From that point onward, those remnants severed all ties with wizarding society and embraced their identity as Purifiers openly.
They taught their descendants, whether Muggle or magically gifted, that wizards must be eradicated. Their power, they claimed, was not magic but divine judgment granted by God to cleanse corruption.
Because of them, North American wizarding society remained far more isolated from the Muggle world than its European counterpart.
Only in recent decades had that separation softened.
Tina had been caught in the fallout of their resurgence.
Not long ago, the newly appointed Head of Magical Law Enforcement, Sam Picquery, proposed a sweeping bill.
Every wand in North America would be registered and monitored by MACUSA.
Any unauthorized or illegal spell would trigger immediate detection.
On the surface, it resembled Britain's Trace.
In practice, it was far stricter.
It did not merely apply to minors. Adults would also fall under surveillance.
Such an aggressive policy provoked fierce resistance.
Tina was among its most vocal opponents. In fact, she had clashed with Sam Picquery more fiercely than anyone else. She was not alone, either. Numerous Aurors she had mentored stood behind her.
The bill was shelved.
Retaliation followed.
Under the pretext of her age, Tina was reassigned to trivial clerical duties and meaningless errands.
For someone with her temperament, such humiliation was intolerable.
She resigned.
Newt finished his explanation with a sigh.
"Perhaps retirement is for the best. At our age, entanglement in political struggles can turn dangerous. Once you step too far in, it is difficult to step back."
Newt was awkward in conversation and disinterested in intrigue. But he was not naive.
On the contrary, he understood people clearly.
Dumbledore had once persuaded him to act not through manipulation, but because Newt chose to.
"Picquery…" Tom repeated softly. "Descendant of Seraphina Picquery."
Seraphina Picquery was the former President of MACUSA who had captured Grindelwald. The political capital from that victory had secured her two decades in office.
Newt nodded. "Sam Picquery is her nephew."
"Dynasties everywhere," Tom murmured.
Newt tried to reason with him. "There is no simple right or wrong. Each side has its position. I plan to take Tina traveling for a while. She has worked long enough. Do you truly want her to return to that environment?"
"Here's the problem." Tom's smile was bright, almost too bright. "If she had chosen retirement herself, I would say nothing. But this? She was forced out."
When he was still in a Muggle school, long before Hogwarts, Tom had learned a simple truth.
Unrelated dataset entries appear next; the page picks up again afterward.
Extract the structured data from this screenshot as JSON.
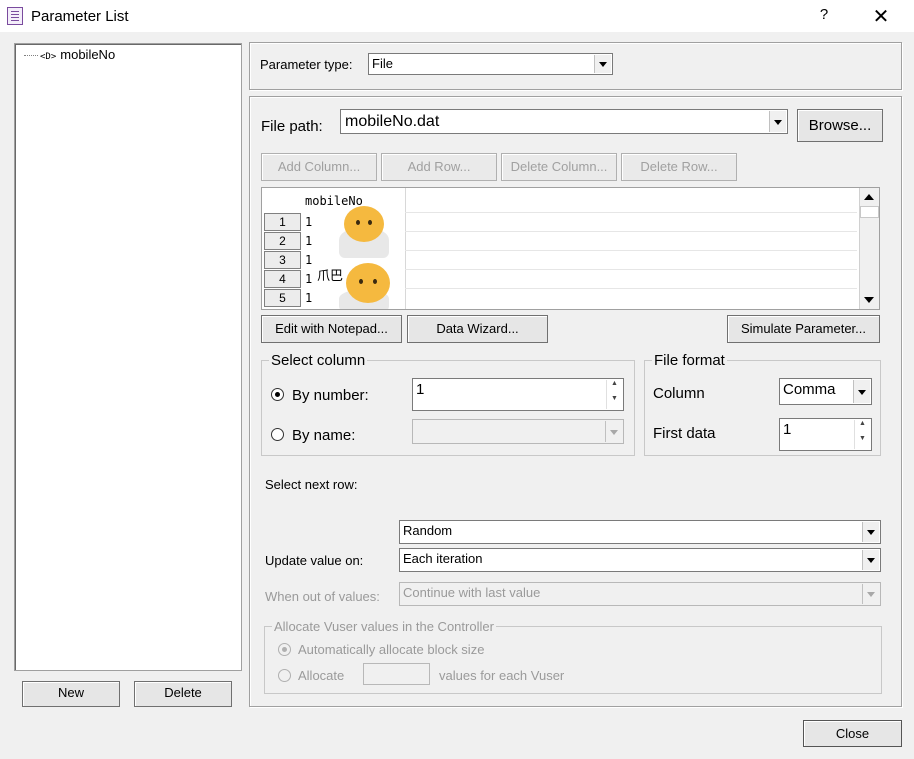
{
  "window": {
    "title": "Parameter List",
    "help_label": "?",
    "close_glyph": "✕"
  },
  "tree": {
    "items": [
      {
        "tag": "<D>",
        "label": "mobileNo"
      }
    ]
  },
  "left_buttons": {
    "new": "New",
    "delete": "Delete"
  },
  "param_type": {
    "label": "Parameter type:",
    "value": "File"
  },
  "file_path": {
    "label": "File path:",
    "value": "mobileNo.dat",
    "browse": "Browse..."
  },
  "table_buttons": {
    "add_column": "Add Column...",
    "add_row": "Add Row...",
    "delete_column": "Delete Column...",
    "delete_row": "Delete Row..."
  },
  "table": {
    "column_header": "mobileNo",
    "rows": [
      {
        "num": "1",
        "val": "1"
      },
      {
        "num": "2",
        "val": "1"
      },
      {
        "num": "3",
        "val": "1"
      },
      {
        "num": "4",
        "val": "1"
      },
      {
        "num": "5",
        "val": "1"
      }
    ],
    "sticker_caption": "爪巴"
  },
  "action_buttons": {
    "edit_notepad": "Edit with Notepad...",
    "data_wizard": "Data Wizard...",
    "simulate": "Simulate Parameter..."
  },
  "select_column": {
    "title": "Select column",
    "by_number_label": "By number:",
    "by_number_value": "1",
    "by_name_label": "By name:",
    "by_name_value": "",
    "selected": "by_number"
  },
  "file_format": {
    "title": "File format",
    "column_label": "Column",
    "column_value": "Comma",
    "first_data_label": "First data",
    "first_data_value": "1"
  },
  "select_next_row": {
    "label": "Select next row:",
    "value": "Random"
  },
  "update_value": {
    "label": "Update value on:",
    "value": "Each iteration"
  },
  "out_of_values": {
    "label": "When out of values:",
    "value": "Continue with last value"
  },
  "allocate": {
    "title": "Allocate Vuser values in the Controller",
    "auto_label": "Automatically allocate block size",
    "manual_label": "Allocate",
    "manual_suffix": "values for each Vuser",
    "manual_value": "",
    "selected": "auto"
  },
  "footer": {
    "close": "Close"
  }
}
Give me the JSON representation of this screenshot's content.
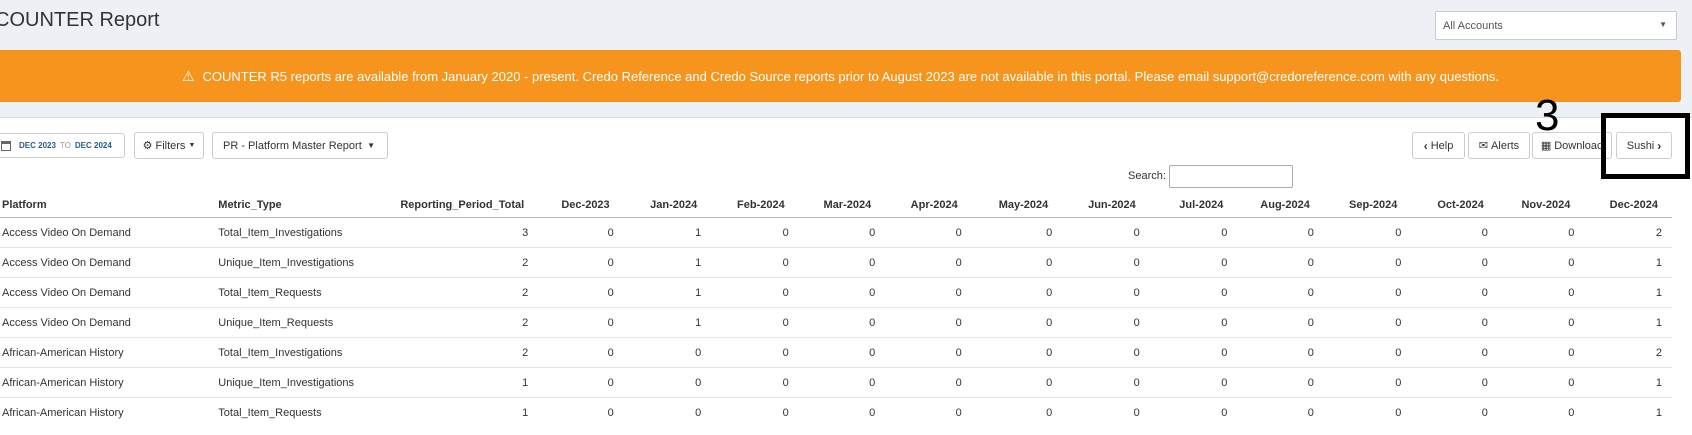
{
  "header": {
    "title": "COUNTER Report",
    "account_select": "All Accounts"
  },
  "banner": {
    "text": "COUNTER R5 reports are available from January 2020 - present. Credo Reference and Credo Source reports prior to August 2023 are not available in this portal. Please email support@credoreference.com with any questions."
  },
  "toolbar": {
    "date_from": "DEC 2023",
    "date_to_label": "TO",
    "date_to": "DEC 2024",
    "filters_label": "Filters",
    "report_select": "PR - Platform Master Report",
    "help_label": "Help",
    "alerts_label": "Alerts",
    "download_label": "Download",
    "sushi_label": "Sushi"
  },
  "search": {
    "label": "Search:"
  },
  "annotation": {
    "number": "3"
  },
  "table": {
    "columns": [
      "Platform",
      "Metric_Type",
      "Reporting_Period_Total",
      "Dec-2023",
      "Jan-2024",
      "Feb-2024",
      "Mar-2024",
      "Apr-2024",
      "May-2024",
      "Jun-2024",
      "Jul-2024",
      "Aug-2024",
      "Sep-2024",
      "Oct-2024",
      "Nov-2024",
      "Dec-2024"
    ],
    "rows": [
      [
        "Access Video On Demand",
        "Total_Item_Investigations",
        "3",
        "0",
        "1",
        "0",
        "0",
        "0",
        "0",
        "0",
        "0",
        "0",
        "0",
        "0",
        "0",
        "2"
      ],
      [
        "Access Video On Demand",
        "Unique_Item_Investigations",
        "2",
        "0",
        "1",
        "0",
        "0",
        "0",
        "0",
        "0",
        "0",
        "0",
        "0",
        "0",
        "0",
        "1"
      ],
      [
        "Access Video On Demand",
        "Total_Item_Requests",
        "2",
        "0",
        "1",
        "0",
        "0",
        "0",
        "0",
        "0",
        "0",
        "0",
        "0",
        "0",
        "0",
        "1"
      ],
      [
        "Access Video On Demand",
        "Unique_Item_Requests",
        "2",
        "0",
        "1",
        "0",
        "0",
        "0",
        "0",
        "0",
        "0",
        "0",
        "0",
        "0",
        "0",
        "1"
      ],
      [
        "African-American History",
        "Total_Item_Investigations",
        "2",
        "0",
        "0",
        "0",
        "0",
        "0",
        "0",
        "0",
        "0",
        "0",
        "0",
        "0",
        "0",
        "2"
      ],
      [
        "African-American History",
        "Unique_Item_Investigations",
        "1",
        "0",
        "0",
        "0",
        "0",
        "0",
        "0",
        "0",
        "0",
        "0",
        "0",
        "0",
        "0",
        "1"
      ],
      [
        "African-American History",
        "Total_Item_Requests",
        "1",
        "0",
        "0",
        "0",
        "0",
        "0",
        "0",
        "0",
        "0",
        "0",
        "0",
        "0",
        "0",
        "1"
      ]
    ]
  }
}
A leader protects their own.
Right and wrong were secondary.
The message mattered.
And the message must be backed by action.
Newt rubbed his temples.
"You… Let's not discuss that now. I brought you something rare. Are you going to ignore it?"
He was deflecting.
Tom let him.
"Of course not. I've been waiting."
Newt produced a smaller suitcase.
Then another.
From the opening tumbled two round shapes, rolling clumsily into the grass.
Two pandas.
Black and white, plump and blinking in confusion.
Tom widened his eyes theatrically.
"Two?"
Newt squinted at him. "Why do I feel like you're not actually surprised?"
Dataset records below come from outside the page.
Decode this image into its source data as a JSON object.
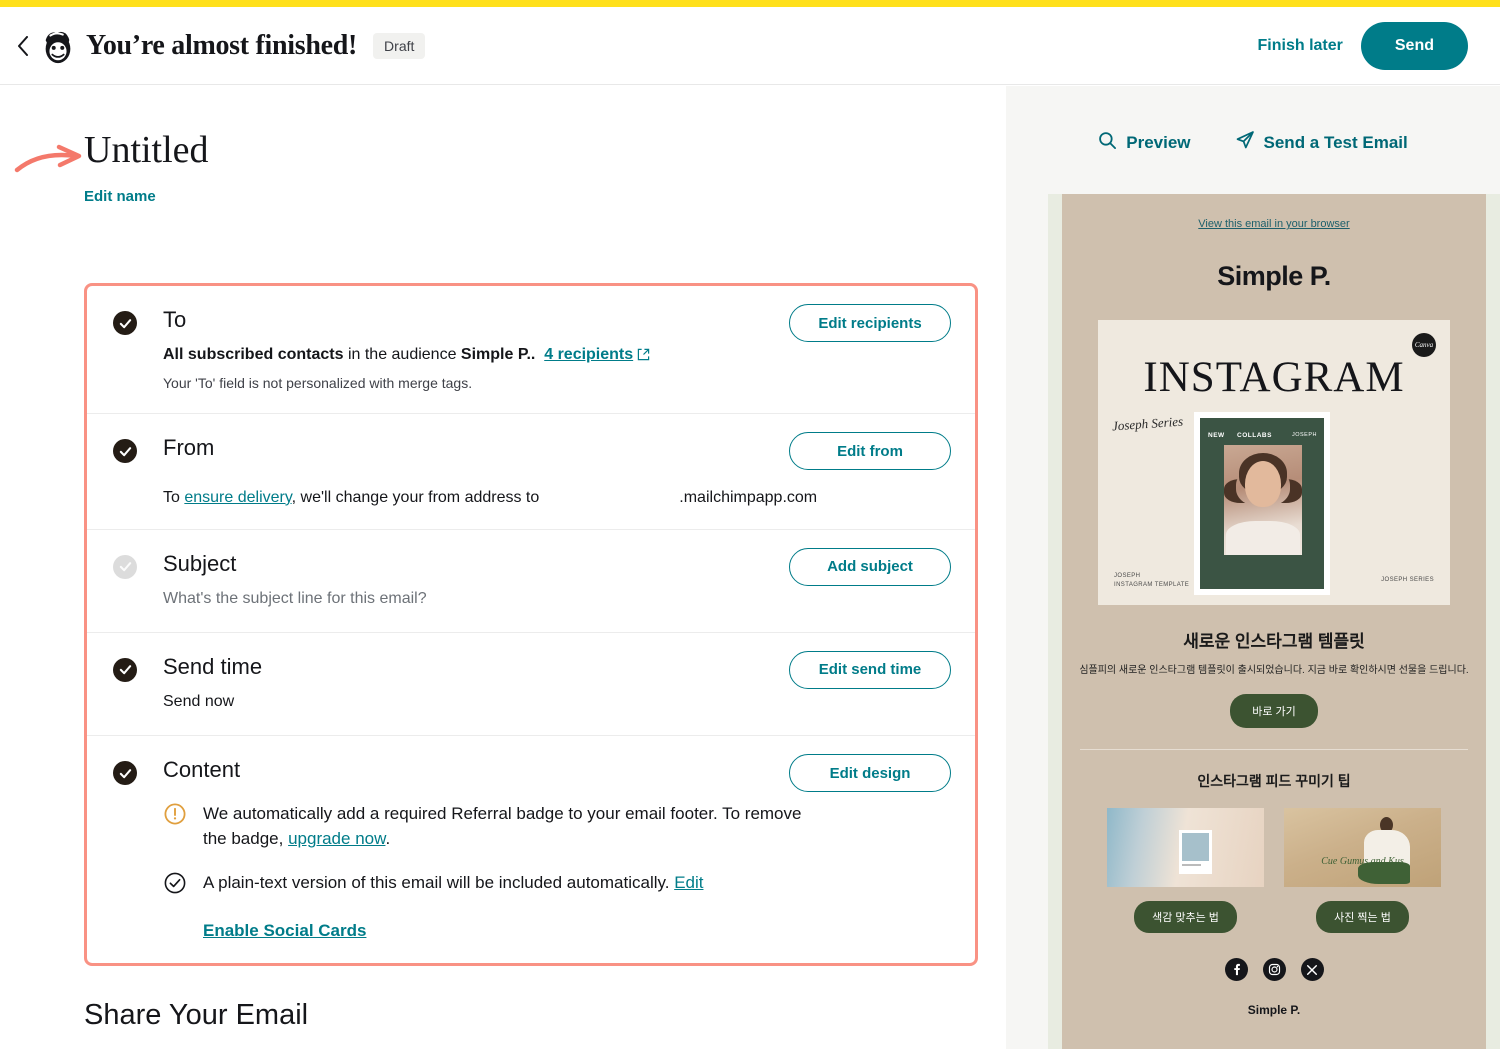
{
  "header": {
    "back_icon": "chevron-left-icon",
    "logo_icon": "mailchimp-freddie-logo",
    "title": "You’re almost finished!",
    "status_badge": "Draft",
    "finish_later_label": "Finish later",
    "send_label": "Send",
    "accent_color": "#007c89",
    "brand_bar_color": "#ffe01b"
  },
  "campaign": {
    "name": "Untitled",
    "edit_name_label": "Edit name",
    "annotation_arrow_color": "#f4796b"
  },
  "checklist": {
    "border_color": "#f99284",
    "rows": [
      {
        "id": "to",
        "title": "To",
        "complete": true,
        "button": "Edit recipients",
        "detail_bold": "All subscribed contacts",
        "detail_mid": " in the audience ",
        "detail_audience": "Simple P..",
        "detail_link": "4 recipients",
        "note": "Your 'To' field is not personalized with merge tags."
      },
      {
        "id": "from",
        "title": "From",
        "complete": true,
        "button": "Edit from",
        "line_pre": "To ",
        "line_link": "ensure delivery",
        "line_mid": ", we'll change your from address to",
        "line_domain": ".mailchimpapp.com"
      },
      {
        "id": "subject",
        "title": "Subject",
        "complete": false,
        "button": "Add subject",
        "placeholder": "What's the subject line for this email?"
      },
      {
        "id": "send-time",
        "title": "Send time",
        "complete": true,
        "button": "Edit send time",
        "value": "Send now"
      },
      {
        "id": "content",
        "title": "Content",
        "complete": true,
        "button": "Edit design",
        "warning_icon": "alert-circle-icon",
        "warning_text_a": "We automatically add a required Referral badge to your email footer. To remove the badge, ",
        "warning_link": "upgrade now",
        "warning_text_b": ".",
        "plaintext_icon": "check-circle-icon",
        "plaintext_text": "A plain-text version of this email will be included automatically. ",
        "plaintext_link": "Edit",
        "social_cards_link": "Enable Social Cards"
      }
    ]
  },
  "share_section": {
    "title": "Share Your Email"
  },
  "preview": {
    "preview_label": "Preview",
    "preview_icon": "search-icon",
    "test_email_label": "Send a Test Email",
    "test_email_icon": "paper-plane-icon",
    "frame_color": "#e8ece1",
    "email_bg": "#cfc0ae"
  },
  "email": {
    "view_in_browser": "View this email in your browser",
    "brand": "Simple P.",
    "hero": {
      "canva_badge": "Canva",
      "word": "INSTAGRAM",
      "script": "Joseph Series",
      "poster_new": "NEW",
      "poster_collabs": "COLLABS",
      "poster_joseph": "JOSEPH",
      "credit_left_1": "JOSEPH",
      "credit_left_2": "INSTAGRAM TEMPLATE",
      "credit_right": "JOSEPH SERIES"
    },
    "headline": "새로운 인스타그램 템플릿",
    "subline": "심플피의 새로운 인스타그램 템플릿이 출시되었습니다. 지금 바로 확인하시면 선물을 드립니다.",
    "cta": "바로 가기",
    "tips_heading": "인스타그램 피드 꾸미기 팁",
    "tips": [
      {
        "button": "색감 맞추는 법"
      },
      {
        "button": "사진 찍는 법",
        "caption": "Cue Gumus and Kus"
      }
    ],
    "socials": [
      "facebook-icon",
      "instagram-icon",
      "x-twitter-icon"
    ],
    "footer_brand": "Simple P."
  }
}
He had deliberately withheld that detail to create a grand reveal.
Tom seemed delighted.
But something felt… rehearsed.
"Who says that? I'm ecstatic."
Tom quickly produced fresh bamboo shoots he had prepared in advance and crouched to greet the newcomers.
The pandas, still disoriented, immediately locked onto the bamboo and waddled toward him with eager determination.
Tom realized something.
Time Affinity could not be abused casually.
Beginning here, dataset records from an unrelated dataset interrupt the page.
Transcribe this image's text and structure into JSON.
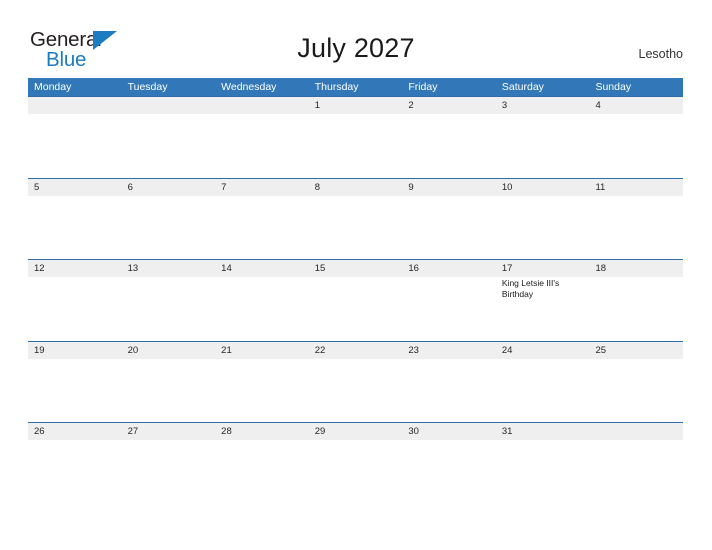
{
  "brand": {
    "name_part1": "General",
    "name_part2": "Blue",
    "triangle_color": "#1b7cc2",
    "text_color": "#231f20"
  },
  "header": {
    "title": "July 2027",
    "country": "Lesotho"
  },
  "theme": {
    "header_blue": "#3278b8",
    "date_band_gray": "#efefef",
    "row_line_blue": "#2f6fa8",
    "page_background": "#ffffff"
  },
  "calendar": {
    "month": "July",
    "year": "2027",
    "weekday_headers": [
      "Monday",
      "Tuesday",
      "Wednesday",
      "Thursday",
      "Friday",
      "Saturday",
      "Sunday"
    ],
    "weeks": [
      {
        "days": [
          {
            "num": "",
            "events": []
          },
          {
            "num": "",
            "events": []
          },
          {
            "num": "",
            "events": []
          },
          {
            "num": "1",
            "events": []
          },
          {
            "num": "2",
            "events": []
          },
          {
            "num": "3",
            "events": []
          },
          {
            "num": "4",
            "events": []
          }
        ]
      },
      {
        "days": [
          {
            "num": "5",
            "events": []
          },
          {
            "num": "6",
            "events": []
          },
          {
            "num": "7",
            "events": []
          },
          {
            "num": "8",
            "events": []
          },
          {
            "num": "9",
            "events": []
          },
          {
            "num": "10",
            "events": []
          },
          {
            "num": "11",
            "events": []
          }
        ]
      },
      {
        "days": [
          {
            "num": "12",
            "events": []
          },
          {
            "num": "13",
            "events": []
          },
          {
            "num": "14",
            "events": []
          },
          {
            "num": "15",
            "events": []
          },
          {
            "num": "16",
            "events": []
          },
          {
            "num": "17",
            "events": [
              "King Letsie III's Birthday"
            ]
          },
          {
            "num": "18",
            "events": []
          }
        ]
      },
      {
        "days": [
          {
            "num": "19",
            "events": []
          },
          {
            "num": "20",
            "events": []
          },
          {
            "num": "21",
            "events": []
          },
          {
            "num": "22",
            "events": []
          },
          {
            "num": "23",
            "events": []
          },
          {
            "num": "24",
            "events": []
          },
          {
            "num": "25",
            "events": []
          }
        ]
      },
      {
        "days": [
          {
            "num": "26",
            "events": []
          },
          {
            "num": "27",
            "events": []
          },
          {
            "num": "28",
            "events": []
          },
          {
            "num": "29",
            "events": []
          },
          {
            "num": "30",
            "events": []
          },
          {
            "num": "31",
            "events": []
          },
          {
            "num": "",
            "events": []
          }
        ]
      }
    ]
  }
}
He had glimpsed Newt's return and the two pandas the previous night.
The first time he saw it, genuine excitement had surged through him.
Now he was performing that excitement.
Seeing fragments of the future dulled the present.
It made even joy feel rehearsed.
Perhaps that was why so many omniscient beings eventually grew cold.
When nothing surprises you, nothing truly moves you.